Il Consiglio Nazionale del Notariato è attivo e presente in tutti quegli eventi che interessano la collettività sia nella immediata prima interpretazione di leggi nuove, sia nella formulazione delle medesime per mezzo di tempestivi interventi presso il Parlamento ed il Governo, sia nella proposizione di soluzioni giuridiche innovative in relazione alle esigenze di un contesto sociale in perpetua e rapida evoluzione.

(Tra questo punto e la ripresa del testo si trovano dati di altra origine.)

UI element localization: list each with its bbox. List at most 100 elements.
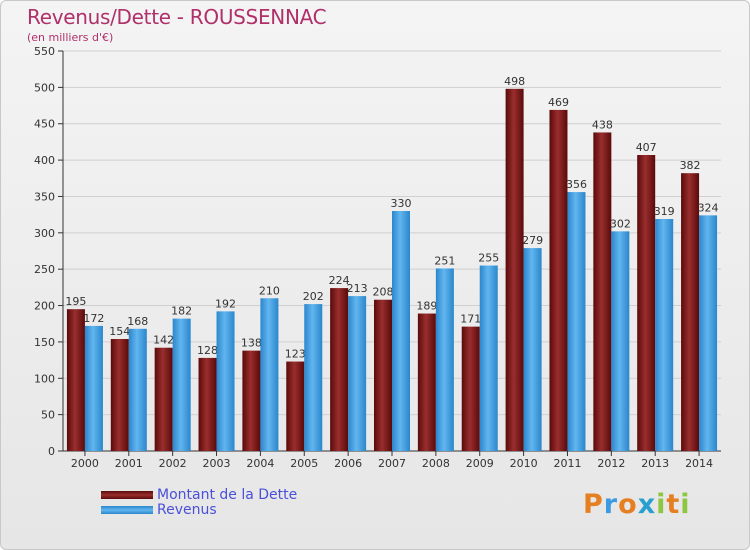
bar-revenus <box>435 268 454 451</box>
bar-revenus <box>304 304 323 451</box>
logo-letter: t <box>666 489 681 520</box>
bar-dette <box>66 309 85 451</box>
data-label: 324 <box>698 201 719 214</box>
y-tick-label: 450 <box>34 118 55 131</box>
bar-revenus <box>348 296 367 451</box>
y-tick-label: 350 <box>34 190 55 203</box>
x-tick-label: 2012 <box>597 457 625 470</box>
x-tick-label: 2005 <box>290 457 318 470</box>
data-label: 192 <box>215 297 236 310</box>
data-label: 224 <box>329 274 350 287</box>
bar-revenus <box>567 192 586 451</box>
x-tick-label: 2003 <box>203 457 231 470</box>
x-tick-label: 2000 <box>71 457 99 470</box>
x-tick-label: 2006 <box>334 457 362 470</box>
data-label: 498 <box>504 75 525 88</box>
data-label: 330 <box>391 197 412 210</box>
data-label: 195 <box>65 295 86 308</box>
bar-dette <box>593 132 612 452</box>
bar-revenus <box>216 311 235 451</box>
x-tick-label: 2010 <box>510 457 538 470</box>
data-label: 251 <box>434 254 455 267</box>
data-label: 182 <box>171 305 192 318</box>
data-label: 189 <box>416 300 437 313</box>
data-label: 302 <box>610 217 631 230</box>
bar-revenus <box>479 265 498 451</box>
data-label: 210 <box>259 284 280 297</box>
x-tick-label: 2004 <box>246 457 274 470</box>
x-tick-label: 2007 <box>378 457 406 470</box>
data-label: 213 <box>347 282 368 295</box>
x-tick-label: 2008 <box>422 457 450 470</box>
legend-swatch-dette <box>101 490 153 499</box>
y-tick-label: 550 <box>34 45 55 58</box>
x-tick-label: 2001 <box>115 457 143 470</box>
y-tick-label: 200 <box>34 300 55 313</box>
bar-dette <box>417 313 436 451</box>
logo-letter: x <box>637 489 657 520</box>
bar-dette <box>374 299 392 451</box>
data-label: 128 <box>197 344 218 357</box>
bar-dette <box>154 347 173 451</box>
bar-revenus <box>260 298 279 451</box>
logo-letter: P <box>583 489 604 520</box>
bar-revenus <box>699 215 718 451</box>
data-label: 319 <box>654 205 675 218</box>
bar-dette <box>198 357 217 451</box>
bar-dette <box>330 288 349 451</box>
bar-dette <box>110 339 129 451</box>
proxiti-logo: Proxiti <box>583 489 691 520</box>
bar-dette <box>505 88 524 452</box>
bar-dette <box>461 326 480 451</box>
logo-letter: r <box>603 489 619 520</box>
data-label: 142 <box>153 334 174 347</box>
y-tick-label: 400 <box>34 154 55 167</box>
data-label: 279 <box>522 234 543 247</box>
bar-revenus <box>172 318 191 451</box>
bar-dette <box>286 361 305 451</box>
chart-title: Revenus/Dette - ROUSSENNAC <box>27 5 327 29</box>
x-tick-label: 2009 <box>466 457 494 470</box>
y-tick-label: 50 <box>41 409 55 422</box>
y-tick-label: 300 <box>34 227 55 240</box>
y-tick-label: 150 <box>34 336 55 349</box>
bar-revenus <box>655 219 674 451</box>
x-tick-label: 2014 <box>685 457 713 470</box>
logo-letter: i <box>656 489 667 520</box>
data-label: 255 <box>478 252 499 265</box>
logo-letter: i <box>680 489 691 520</box>
legend-item-revenus: Revenus <box>101 502 297 518</box>
y-tick-label: 250 <box>34 263 55 276</box>
legend-swatch-revenus <box>101 505 153 514</box>
legend-item-dette: Montant de la Dette <box>101 486 298 503</box>
x-tick-label: 2013 <box>641 457 669 470</box>
bar-revenus <box>84 325 103 451</box>
data-label: 168 <box>127 315 148 328</box>
chart-subtitle: (en milliers d'€) <box>27 31 114 44</box>
logo-letter: o <box>618 489 638 520</box>
data-label: 208 <box>373 286 394 299</box>
data-label: 172 <box>83 312 104 325</box>
bar-dette <box>242 350 261 451</box>
y-tick-label: 100 <box>34 372 55 385</box>
data-label: 154 <box>109 325 130 338</box>
data-label: 123 <box>285 348 306 361</box>
data-label: 202 <box>303 290 324 303</box>
data-label: 171 <box>460 313 481 326</box>
y-tick-label: 500 <box>34 81 55 94</box>
legend-label-dette: Montant de la Dette <box>157 486 298 503</box>
y-tick-label: 0 <box>48 445 55 458</box>
bar-dette <box>549 109 568 451</box>
x-tick-label: 2002 <box>159 457 187 470</box>
data-label: 382 <box>680 159 701 172</box>
bar-revenus <box>611 231 630 451</box>
bar-revenus <box>128 328 147 451</box>
chart-legend: Montant de la Dette Revenus <box>101 486 298 518</box>
x-tick-label: 2011 <box>553 457 581 470</box>
bar-revenus <box>523 248 542 451</box>
bar-dette <box>637 155 656 451</box>
data-label: 356 <box>566 178 587 191</box>
data-label: 407 <box>636 141 657 154</box>
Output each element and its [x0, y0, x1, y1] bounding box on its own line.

In questo ultimo settore il C.N.N. lavora per mezzo di una apposita Commissione, denominata Legislativa, che negli ultimi anni
- ha elaborato proposte in tema di capacità delle persone, è stata parte attiva nella normazione sulla figura dell'Amministratore di sostegno per coloro che si trovano nell'impossibilità di occuparsi dei propri interessi a causa di precarie condizioni fisiche o mentali;
- ha curato uno studio sulla possibilità di introduzione nel nostro ordinamento di un negozio giuridico di destinazione dei beni che, senza necessità di alienazione, siano separati dal patrimonio del proprietario disponente e siano utilizzati per scopi specifici che ha trovato un suo primo parziale accoglimento nell'introduzione, con la legge 273/2005, dell'art. 2645 ter nel codice civile rubricato: "Trascrizione di atti di destinazione per la realizzazione di interessi meritevoli di tutela riferibili a persone con disabilità, a pubbliche amministrazioni, o ad altri enti o persone fisiche";
- si è occupata di un nuovo istituto la "Fiducia" e si è fatta promotrice della proposta di legge sul "Testamento di vita";
- sta curando uno studio che consentirebbe di rendere più rapidi e meno traumatici per i figli minori, i procedimenti di separazione consensuale tra coniugi;
- ha formulato, ancora, un progetto relativo alla pubblicità dei trasferimenti a causa di morte (troppo spesso omessa) per rendere più sicura la circolazione degli immobili e la garanzia del credito, e per la tassazione più economica di tale procedura conoscitiva, dopo l'eliminazione della imposta di successione;
- ha promosso la cultura e la conoscenza della conciliazione per la risoluzione delle controversie, ora sfociata nel D.M. n. 180 del 18 ottobre 2010, che ha reso obbligatorio, dal marzo 2011, il tentativo di mediazione fra le parti. Attualmente si occupa della diffusione sul territorio degli organismi notarili di conciliazione, della formazione dei mediatori notarili, delle procedure e dei controlli.